Before the ban, the social media post with the median engagement generated 272,000 likes and shares. After the ban, that dropped to 36,000 likes and shares. Yet 11 of his 89 statements after the ban attracted as many likes or shares as the median post before the ban, if not more.
How does that happen?
Mr. Trump had long been his own best promoter on social media. The vast majority of people on Twitter and Facebook interacted directly with Mr. Trump’s posts, either liking or sharing them, The Times analysis found.
But after the ban, other popular social media accounts often picked up his messages and posted them themselves. (Last week, Mr. Trump shut down his blog, one of the places he made statements.)
On Oct. 8, Mr. Trump tweeted that the then-Democratic presidential candidate Joseph R. Biden Jr. and his running mate, Kamala Harris, lied “constantly.” The post was liked and shared 501,000 times on Facebook and Twitter.

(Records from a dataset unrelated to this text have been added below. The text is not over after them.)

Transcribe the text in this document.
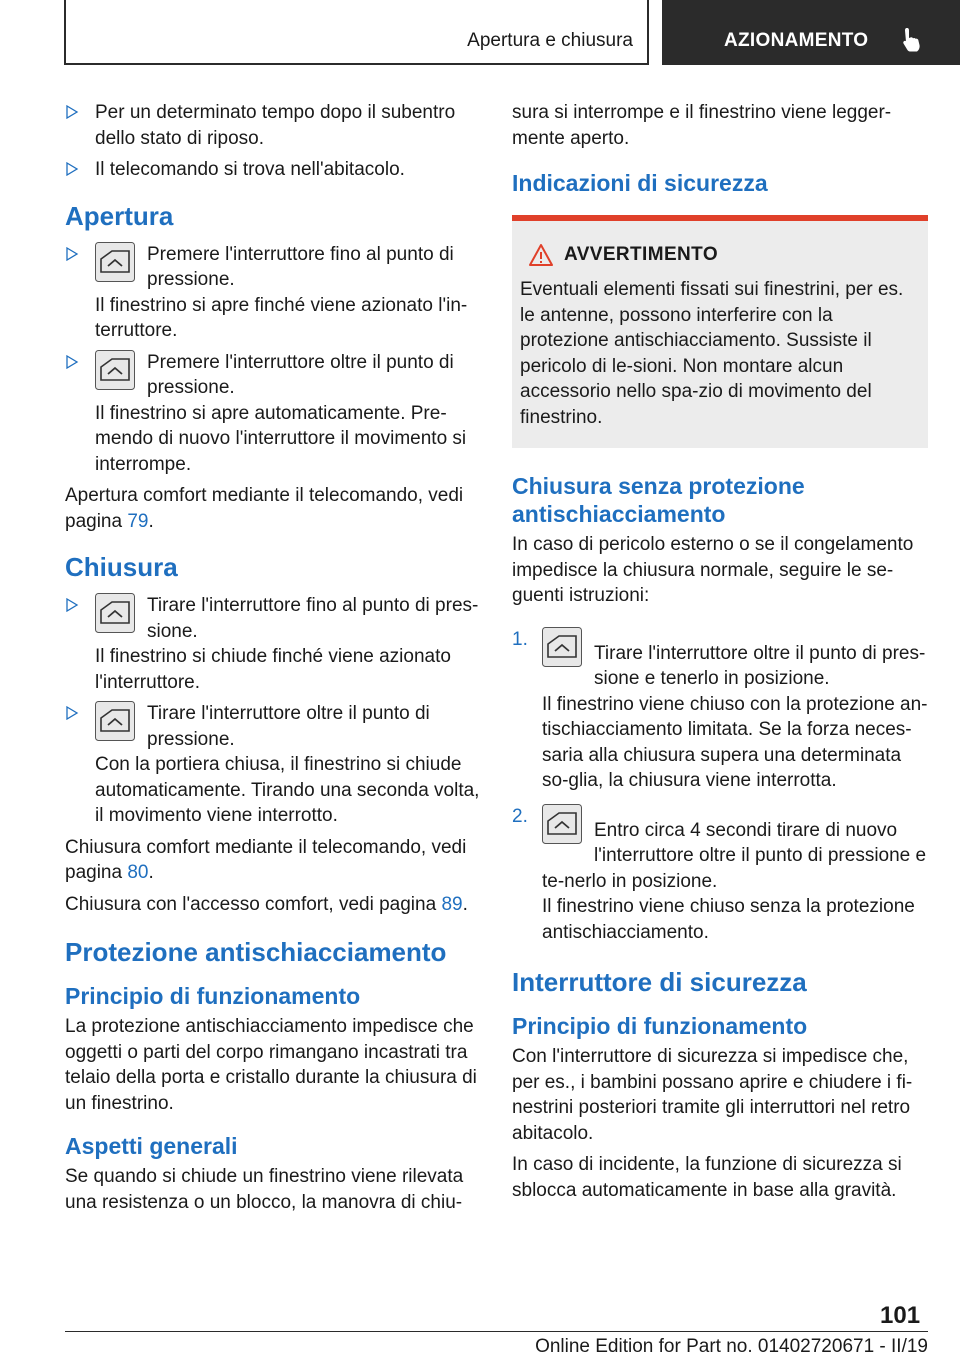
Apertura e chiusura	AZIONAMENTO

Per un determinato tempo dopo il subentro dello stato di riposo.

Il telecomando si trova nell'abitacolo.

Apertura

Premere l'interruttore fino al punto di pressione.

Il finestrino si apre finché viene azionato l'in-terruttore.

Premere l'interruttore oltre il punto di pressione.

Il finestrino si apre automaticamente. Pre-mendo di nuovo l'interruttore il movimento si interrompe.

Apertura comfort mediante il telecomando, vedi pagina 79.

Chiusura

Tirare l'interruttore fino al punto di pres-sione.

Il finestrino si chiude finché viene azionato l'interruttore.

Tirare l'interruttore oltre il punto di pressione.

Con la portiera chiusa, il finestrino si chiude automaticamente. Tirando una seconda volta, il movimento viene interrotto.

Chiusura comfort mediante il telecomando, vedi pagina 80.

Chiusura con l'accesso comfort, vedi pagina 89.

Protezione antischiacciamento
Principio di funzionamento

La protezione antischiacciamento impedisce che oggetti o parti del corpo rimangano incastrati tra telaio della porta e cristallo durante la chiusura di un finestrino.

Aspetti generali

Se quando si chiude un finestrino viene rilevata una resistenza o un blocco, la manovra di chiu-

sura si interrompe e il finestrino viene legger-mente aperto.

Indicazioni di sicurezza
AVVERTIMENTO

Eventuali elementi fissati sui finestrini, per es. le antenne, possono interferire con la protezione antischiacciamento. Sussiste il pericolo di le-sioni. Non montare alcun accessorio nello spa-zio di movimento del finestrino.

Chiusura senza protezione antischiacciamento

In caso di pericolo esterno o se il congelamento impedisce la chiusura normale, seguire le se-guenti istruzioni:

1.

Tirare l'interruttore oltre il punto di pres-sione e tenerlo in posizione.

Il finestrino viene chiuso con la protezione an-tischiacciamento limitata. Se la forza neces-saria alla chiusura supera una determinata so-glia, la chiusura viene interrotta.

2.

Entro circa 4 secondi tirare di nuovo l'interruttore oltre il punto di pressione e te-nerlo in posizione.

Il finestrino viene chiuso senza la protezione antischiacciamento.

Interruttore di sicurezza
Principio di funzionamento

Con l'interruttore di sicurezza si impedisce che, per es., i bambini possano aprire e chiudere i fi-nestrini posteriori tramite gli interruttori nel retro abitacolo.

In caso di incidente, la funzione di sicurezza si sblocca automaticamente in base alla gravità.

101
Online Edition for Part no. 01402720671 - II/19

On March 21, Mr. Trump published a statement on his website saying that his administration had handed over “the most secure border in history.” He went on to criticize the Biden administration’s handling of the border crisis. “Our Country is being destroyed!” Mr. Trump said. The statement was liked and shared more than 661,000 times.
The Global Disinformation Index, a nonpartisan nonprofit that studies disinformation, examined the political leanings of the top accounts sharing Mr. Trump’s statements online after he was barred from Facebook and Twitter. The group classified hundreds of accounts as either left- or right-leaning, or a mix of the two, relying on standards that it established through its work on disinformation risk ratings for news sites and other online media.
One thing that became immediately clear: Mr. Trump’s most ardent supporters continue to spread his message — doing the work that he had been unable to do himself.
The top sharers of the March post included the right-wing publication Breitbart News (159,500 likes and shares), a Facebook page called “President Donald Trump Fan Club” (48,200 likes), Fox News (42,000 likes), and Jenna Ellis (36,700 likes), a lawyer who made regular television appearances as Mr. Trump’s proxy to trumpet his debunked claims of a rigged election.